2/14/17

A World Without Sports

In honor of Valentine's Day, here's a love letter to my one true love: sports.



On my bulletin board at school, the first thing I pinned up was a Sports Illustrated Point After article. "A World Without Mookies." When I first picked up the issue, the title caught my eye because I love the Boston Red Sox and Mookie Betts is one of my favorite players. Then I read the piece by Steve Rushin, and it stuck with me. I think about this piece a lot because a lot of my life is dedicated to sports. I stare at every time I sit at my desk, and I read certain parts over and over again.
"Without sports, we live in a joyless, Gronk-less, Fosbury Flop-free world. It's Indianapolis without the 500, Manchester without the United. Life is a lot drearier. And 'Do you believe in miracles?' is no longer a rhetorical question." 
That's the last paragraph, and I think about those last words a lot. Life is a lot drearier, writes Rushin. And my life certainly would be a lot drearier. I mean, I owe just the sport of baseball a lot to who I am as a person.  So here's my life without sports:

I never would have done anything once I had to stop dancing. I would have become one of those faceless people in a crowd without anything defining them. I would have been most of my life studying in high school, and I certainly wouldn't have had as many friends. There would be no Friday night games and certainly no Tuesday afternoon practices. My life would have never been ruled by whether or not there was a varsity football game that week, and I never would have jumped for joy at the thought of never having to work another freshman game on Thursday again. I would never know what it feels like to stand on the sideline, running back and forth between the offensive line players and trying to convince someone that yes, he should probably drink water right now considering the heat index is over 100.

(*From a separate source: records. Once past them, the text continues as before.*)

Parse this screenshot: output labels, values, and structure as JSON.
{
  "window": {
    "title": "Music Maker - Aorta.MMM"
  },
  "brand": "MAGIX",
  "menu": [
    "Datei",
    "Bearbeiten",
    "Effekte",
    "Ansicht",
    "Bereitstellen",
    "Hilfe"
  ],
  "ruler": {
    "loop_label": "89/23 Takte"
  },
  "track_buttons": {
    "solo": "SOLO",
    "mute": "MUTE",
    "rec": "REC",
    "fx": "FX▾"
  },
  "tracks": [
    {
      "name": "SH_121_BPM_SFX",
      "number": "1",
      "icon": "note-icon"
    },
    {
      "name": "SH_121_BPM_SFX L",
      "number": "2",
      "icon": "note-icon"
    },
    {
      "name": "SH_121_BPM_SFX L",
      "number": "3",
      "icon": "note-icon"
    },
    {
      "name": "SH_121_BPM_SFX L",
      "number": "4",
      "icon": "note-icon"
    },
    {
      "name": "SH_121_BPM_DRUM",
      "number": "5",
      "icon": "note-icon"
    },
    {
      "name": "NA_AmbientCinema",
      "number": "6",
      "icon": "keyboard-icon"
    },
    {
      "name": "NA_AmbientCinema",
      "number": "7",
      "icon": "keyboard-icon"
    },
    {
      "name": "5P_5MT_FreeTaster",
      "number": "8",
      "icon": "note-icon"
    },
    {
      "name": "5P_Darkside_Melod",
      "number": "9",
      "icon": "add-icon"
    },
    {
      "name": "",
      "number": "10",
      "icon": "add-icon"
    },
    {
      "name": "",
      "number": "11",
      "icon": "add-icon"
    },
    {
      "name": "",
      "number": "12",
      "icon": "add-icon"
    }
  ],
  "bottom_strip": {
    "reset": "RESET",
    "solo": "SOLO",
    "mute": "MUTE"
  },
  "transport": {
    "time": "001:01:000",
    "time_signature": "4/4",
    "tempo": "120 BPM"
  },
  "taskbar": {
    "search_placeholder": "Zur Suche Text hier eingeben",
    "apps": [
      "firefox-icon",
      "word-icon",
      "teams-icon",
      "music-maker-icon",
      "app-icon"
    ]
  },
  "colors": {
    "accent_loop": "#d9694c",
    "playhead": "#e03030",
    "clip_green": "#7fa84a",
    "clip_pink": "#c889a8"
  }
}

Without sports, I never would have joined newspaper because I would never had had an interest in writing about anything. I never would have met one of my best friends and first mentors. I never would have had the chance to write outside of school and actually have work published. I would never have spent every single week taking pictures and going to games. My hard drives would be a little less cluttered, and someone else probably would have learned to how use a camera because I wouldn't have been hoarding one for three years.

I probably still wouldn't know what I want to do with my life. I would be an undeclared freshman without a clue in the world about what she wanted to study. The University of Alabama would never have been on my radar; it would only be known as that school in the next state over. I wouldn't have gone here, and I would certainly would never have tried to convince my parents to name our dog Saban or Bear. (We still named him after a sports figure) I have no idea where I would be going to school right now. Maybe UGA? But who cares? Sports don't matter anyway.

My relationship with my dad would be incredibly different. I am not even sure what we would talk about. I never would have gotten stuck in an airport for 10 hours trying to visit him to go to a baseball game. Summers spent at Turner Field would be nonexistent, and there would be no plan to go to Florida for spring break to watch spring training. Walks to the bus stop as a kid are quiet, and car rides would be spent in silence without Greeny and Golic in the background.

March would just be another month in my household, and the first weekend in April would mean nothing. October would no longer contain a sense of magic in the air, and the third weekend in October is just another boring weekend. There are no more playoff heroes, and the madness is gone because you've never had to throw away a busted bracket. Cinderella is only ever used to describe the princess. There has never been "Warriors blew a 3-1 lead" joke made, and in return I have never made the "Yankees blew a 3-0 lead" joke. Thinking about "One Shining Moment" doesn't make me cry because it's never been written.

So what my life be like without sports? That's all the long answer, but the simple answer is it wouldn't be my life. Obviously it's hard to think about exactly where I would because like I said so much of my life has been dedicated to sports. Without sports, everything changes for me.